Man könnte „Der Pakt der Frauen“ auch als Mutter-Tochter-Geschichte bezeichnen, denn als Katharina für Jule alles stehen und liegen lässt, um mit ihr nach Polen zu reisen, beginnt sie sowohl sich selbst als auch ihre Mutter besser zu verstehen und so verbinden sich nicht nur beide Handlungsstränge mit jedem neuen Kapitel ein Stück mehr, auch die beiden Protagonistinnen nähern sich immer mehr an. In jedem Fall habe ich Mutter und Tochter noch nie so gut in zwei Figuren wiedererkennen können. Damit sind wir bei den Charakteren angekommen, die allesamt fantastisch gezeichnet sind: Mit Katharina kann ich mich sofort identifizieren, obwohl sie ja zeitlich eher meiner Mutter entsprechen würde. Bei Jule muss man erstmal in ihre Geschichte eintauchen, um sich wirklich ein Bild von ihrer Person machen zu können. Allen Figuren gemein ist die sehr lebensechte Darstellung ihrer Charaktere und Verhaltensweisen.
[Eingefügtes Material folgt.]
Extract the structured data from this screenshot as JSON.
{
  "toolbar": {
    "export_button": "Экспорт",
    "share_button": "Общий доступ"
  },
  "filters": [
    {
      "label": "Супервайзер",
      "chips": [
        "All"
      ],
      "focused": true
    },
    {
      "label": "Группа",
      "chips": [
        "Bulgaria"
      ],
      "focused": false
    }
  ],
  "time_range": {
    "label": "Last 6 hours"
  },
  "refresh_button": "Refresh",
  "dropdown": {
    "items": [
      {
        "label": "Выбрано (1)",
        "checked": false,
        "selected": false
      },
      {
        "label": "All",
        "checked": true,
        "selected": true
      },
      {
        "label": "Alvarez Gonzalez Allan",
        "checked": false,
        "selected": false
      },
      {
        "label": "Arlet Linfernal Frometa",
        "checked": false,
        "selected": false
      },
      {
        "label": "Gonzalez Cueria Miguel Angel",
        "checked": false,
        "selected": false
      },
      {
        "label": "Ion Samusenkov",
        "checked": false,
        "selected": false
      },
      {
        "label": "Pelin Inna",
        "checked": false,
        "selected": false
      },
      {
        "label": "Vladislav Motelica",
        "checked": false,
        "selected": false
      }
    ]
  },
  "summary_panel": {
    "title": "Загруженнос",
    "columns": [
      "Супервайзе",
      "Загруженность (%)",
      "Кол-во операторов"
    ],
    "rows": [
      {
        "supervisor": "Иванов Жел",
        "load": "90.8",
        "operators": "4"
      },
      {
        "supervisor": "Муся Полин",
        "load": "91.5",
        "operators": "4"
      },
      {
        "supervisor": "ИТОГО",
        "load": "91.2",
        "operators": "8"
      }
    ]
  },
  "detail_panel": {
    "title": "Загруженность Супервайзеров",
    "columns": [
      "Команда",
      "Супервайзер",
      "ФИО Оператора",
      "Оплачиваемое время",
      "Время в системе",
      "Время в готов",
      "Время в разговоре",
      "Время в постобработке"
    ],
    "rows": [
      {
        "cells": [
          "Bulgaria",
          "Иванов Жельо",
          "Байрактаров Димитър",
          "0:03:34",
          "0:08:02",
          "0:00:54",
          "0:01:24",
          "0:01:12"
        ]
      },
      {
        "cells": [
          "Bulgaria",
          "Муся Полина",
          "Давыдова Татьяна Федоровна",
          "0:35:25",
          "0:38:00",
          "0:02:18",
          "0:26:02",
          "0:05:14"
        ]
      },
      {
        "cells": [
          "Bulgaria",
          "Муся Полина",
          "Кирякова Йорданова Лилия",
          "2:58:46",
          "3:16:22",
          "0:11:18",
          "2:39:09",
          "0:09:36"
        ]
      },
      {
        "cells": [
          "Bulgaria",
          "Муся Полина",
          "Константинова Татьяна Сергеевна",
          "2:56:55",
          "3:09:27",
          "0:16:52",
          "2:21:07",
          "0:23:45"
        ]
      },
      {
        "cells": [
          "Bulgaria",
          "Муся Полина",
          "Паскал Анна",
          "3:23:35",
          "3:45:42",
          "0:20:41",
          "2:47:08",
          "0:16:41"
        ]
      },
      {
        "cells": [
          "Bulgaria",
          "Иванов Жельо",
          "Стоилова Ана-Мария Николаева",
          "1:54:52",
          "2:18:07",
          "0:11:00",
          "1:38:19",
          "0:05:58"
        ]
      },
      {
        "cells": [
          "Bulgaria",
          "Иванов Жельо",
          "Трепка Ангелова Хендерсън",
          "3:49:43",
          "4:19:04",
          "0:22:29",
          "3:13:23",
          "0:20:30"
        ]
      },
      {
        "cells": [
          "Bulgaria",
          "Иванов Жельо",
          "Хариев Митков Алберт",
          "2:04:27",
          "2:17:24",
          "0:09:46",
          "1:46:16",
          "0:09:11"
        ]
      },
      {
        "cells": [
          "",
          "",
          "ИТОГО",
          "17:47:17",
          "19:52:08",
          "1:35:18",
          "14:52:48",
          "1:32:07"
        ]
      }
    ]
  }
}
Auch das Setting ist in beiden Handlungssträngen extrem authentisch dargestellt, also sowohl der Wissenschaftsbetrieb als auch die Situation in Schlesien kurz vor dem Einmarsch der roten Armee. Dadurch habe ich wieder ein Stück Frauengeschichte mehr erfahren und das mit einer Leichtigkeit, die bei so einer Thematik bei Weitem keine Selbstverständlichkeit ist. Noch dazu nehmen die beiden Handlungsebenen und das verbindende Element der Rezepte dem Buch die Schwere und gleichzeitig lässt mich der Zusammenhalt der Frauen mit einem zuversichtlichen und vertrauensvollen Gefühl zurück.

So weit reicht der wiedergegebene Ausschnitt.